'Hit-and-run': Planet Mercury had a weird incident in its youth - Here is what happened
Produced by Tarun Mishra
Produced by Tarun Mishra
New simulations suggest that Mercury's unique density and iron-rich core may be the result of a glancing collision with a similarly sized protoplanet during the early stages of the solar system's development.
Previous models suggested that Mercury formed through a single, massive impact, but this has been questioned due to the planet’s unexpectedly high concentration of volatile elements, which should have been lost during such an event.
The latest study proposes that a more common event — a grazing impact between two similarly sized protoplanets — could have stripped Mercury’s outer layers while leaving volatile elements largely intact.
According to the research, the collision must have taken place tens of millions of years after the formation of the solar system, when Mercury had already developed a distinct core and mantle.

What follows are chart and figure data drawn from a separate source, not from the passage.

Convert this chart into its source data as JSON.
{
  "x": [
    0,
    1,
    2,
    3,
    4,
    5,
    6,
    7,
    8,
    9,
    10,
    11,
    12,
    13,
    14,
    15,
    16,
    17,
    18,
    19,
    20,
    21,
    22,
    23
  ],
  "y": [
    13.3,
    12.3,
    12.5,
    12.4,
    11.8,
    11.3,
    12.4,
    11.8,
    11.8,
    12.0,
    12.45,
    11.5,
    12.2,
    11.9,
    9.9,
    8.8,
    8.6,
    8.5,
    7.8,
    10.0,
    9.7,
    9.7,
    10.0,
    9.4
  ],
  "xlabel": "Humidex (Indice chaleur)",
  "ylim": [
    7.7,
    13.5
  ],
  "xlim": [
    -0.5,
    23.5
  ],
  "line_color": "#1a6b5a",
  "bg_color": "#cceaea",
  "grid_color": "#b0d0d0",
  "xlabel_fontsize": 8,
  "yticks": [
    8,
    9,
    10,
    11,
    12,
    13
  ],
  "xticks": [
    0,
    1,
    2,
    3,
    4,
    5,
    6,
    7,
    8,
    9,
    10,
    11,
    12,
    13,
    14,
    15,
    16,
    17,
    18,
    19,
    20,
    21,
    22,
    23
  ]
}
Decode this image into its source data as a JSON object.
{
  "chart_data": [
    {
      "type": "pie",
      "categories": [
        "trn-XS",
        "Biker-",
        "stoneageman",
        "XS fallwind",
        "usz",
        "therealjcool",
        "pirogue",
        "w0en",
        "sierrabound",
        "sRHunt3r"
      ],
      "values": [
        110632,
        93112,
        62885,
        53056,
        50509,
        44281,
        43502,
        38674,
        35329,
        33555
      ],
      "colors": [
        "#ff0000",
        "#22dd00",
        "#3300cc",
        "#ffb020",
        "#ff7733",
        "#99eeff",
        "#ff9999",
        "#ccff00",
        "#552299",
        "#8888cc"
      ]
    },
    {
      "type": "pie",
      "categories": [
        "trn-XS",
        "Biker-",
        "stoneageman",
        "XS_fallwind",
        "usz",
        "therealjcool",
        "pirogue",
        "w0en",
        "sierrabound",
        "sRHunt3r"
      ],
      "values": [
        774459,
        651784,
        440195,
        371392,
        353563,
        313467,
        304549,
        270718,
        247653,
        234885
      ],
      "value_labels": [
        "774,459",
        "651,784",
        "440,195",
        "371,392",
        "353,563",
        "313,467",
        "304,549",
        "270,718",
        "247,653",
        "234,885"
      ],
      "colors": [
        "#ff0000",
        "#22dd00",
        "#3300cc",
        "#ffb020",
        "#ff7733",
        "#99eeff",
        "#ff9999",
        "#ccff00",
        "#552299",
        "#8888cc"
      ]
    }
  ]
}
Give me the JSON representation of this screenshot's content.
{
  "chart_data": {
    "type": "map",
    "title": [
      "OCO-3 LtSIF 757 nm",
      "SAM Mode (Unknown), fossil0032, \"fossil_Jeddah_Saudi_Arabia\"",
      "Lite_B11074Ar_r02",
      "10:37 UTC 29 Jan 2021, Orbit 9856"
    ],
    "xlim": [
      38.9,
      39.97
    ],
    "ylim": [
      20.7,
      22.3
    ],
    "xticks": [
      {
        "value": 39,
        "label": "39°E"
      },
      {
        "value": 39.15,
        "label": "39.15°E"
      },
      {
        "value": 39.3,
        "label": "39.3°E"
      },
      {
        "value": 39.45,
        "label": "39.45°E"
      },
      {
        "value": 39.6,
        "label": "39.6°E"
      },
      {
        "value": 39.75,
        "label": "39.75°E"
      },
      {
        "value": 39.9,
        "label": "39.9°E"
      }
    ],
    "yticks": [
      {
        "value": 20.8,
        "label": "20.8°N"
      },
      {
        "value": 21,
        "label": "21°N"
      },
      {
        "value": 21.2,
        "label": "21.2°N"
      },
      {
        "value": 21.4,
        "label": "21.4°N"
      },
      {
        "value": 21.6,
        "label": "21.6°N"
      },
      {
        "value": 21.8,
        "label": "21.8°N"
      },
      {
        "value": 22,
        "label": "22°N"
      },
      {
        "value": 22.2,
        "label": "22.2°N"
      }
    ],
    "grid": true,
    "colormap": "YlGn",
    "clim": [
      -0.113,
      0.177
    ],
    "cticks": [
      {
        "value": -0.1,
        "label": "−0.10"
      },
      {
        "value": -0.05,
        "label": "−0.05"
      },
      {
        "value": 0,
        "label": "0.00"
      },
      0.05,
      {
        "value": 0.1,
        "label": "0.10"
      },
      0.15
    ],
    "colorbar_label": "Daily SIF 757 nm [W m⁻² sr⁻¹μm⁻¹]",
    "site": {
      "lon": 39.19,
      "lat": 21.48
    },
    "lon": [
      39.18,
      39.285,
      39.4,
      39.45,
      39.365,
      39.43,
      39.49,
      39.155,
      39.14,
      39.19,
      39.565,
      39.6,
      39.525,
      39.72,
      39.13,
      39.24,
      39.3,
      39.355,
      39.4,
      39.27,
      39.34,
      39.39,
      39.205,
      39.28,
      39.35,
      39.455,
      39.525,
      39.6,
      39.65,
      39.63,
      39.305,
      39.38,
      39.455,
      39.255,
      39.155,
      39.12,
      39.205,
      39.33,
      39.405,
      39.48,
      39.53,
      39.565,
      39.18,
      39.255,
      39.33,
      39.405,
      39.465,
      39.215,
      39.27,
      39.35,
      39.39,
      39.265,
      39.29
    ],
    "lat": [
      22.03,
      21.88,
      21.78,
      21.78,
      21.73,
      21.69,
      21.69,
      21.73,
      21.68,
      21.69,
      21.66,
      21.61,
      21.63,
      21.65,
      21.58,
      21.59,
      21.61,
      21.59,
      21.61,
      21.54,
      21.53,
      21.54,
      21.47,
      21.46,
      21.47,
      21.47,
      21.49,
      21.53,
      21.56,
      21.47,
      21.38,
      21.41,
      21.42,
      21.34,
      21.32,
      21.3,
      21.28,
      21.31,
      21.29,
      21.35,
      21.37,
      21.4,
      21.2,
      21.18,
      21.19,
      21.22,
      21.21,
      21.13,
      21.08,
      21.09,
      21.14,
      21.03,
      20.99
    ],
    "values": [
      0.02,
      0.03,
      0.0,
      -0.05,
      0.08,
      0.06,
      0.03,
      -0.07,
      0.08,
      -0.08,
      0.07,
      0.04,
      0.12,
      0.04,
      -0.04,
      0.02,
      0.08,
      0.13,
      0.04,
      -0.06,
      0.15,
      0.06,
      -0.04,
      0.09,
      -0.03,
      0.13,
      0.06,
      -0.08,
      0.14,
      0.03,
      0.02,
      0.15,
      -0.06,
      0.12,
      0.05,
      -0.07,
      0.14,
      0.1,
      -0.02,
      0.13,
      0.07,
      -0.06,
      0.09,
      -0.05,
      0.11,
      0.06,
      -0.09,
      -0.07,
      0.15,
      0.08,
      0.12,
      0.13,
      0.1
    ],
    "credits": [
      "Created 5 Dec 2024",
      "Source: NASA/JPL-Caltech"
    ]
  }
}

This timing allowed selective material loss without full disruption.
The angle of the simulated collision proved important, with specific "hit-and-run" trajectories allowing proto-Mercury to lose just enough rocky mantle to explain its present mass distribution and chemical makeup.
Simulations indicate that the impact likely occurred in a more crowded region of the early solar system — between the orbits of Earth and Venus. This supports the possibility that Mercury later migrated inward to its current orbit.
The ESA-JAXA BepiColombo spacecraft, due to arrive at Mercury in November 2026, is expected to provide new data that could refine or challenge existing theories on the planet’s formation and structural history.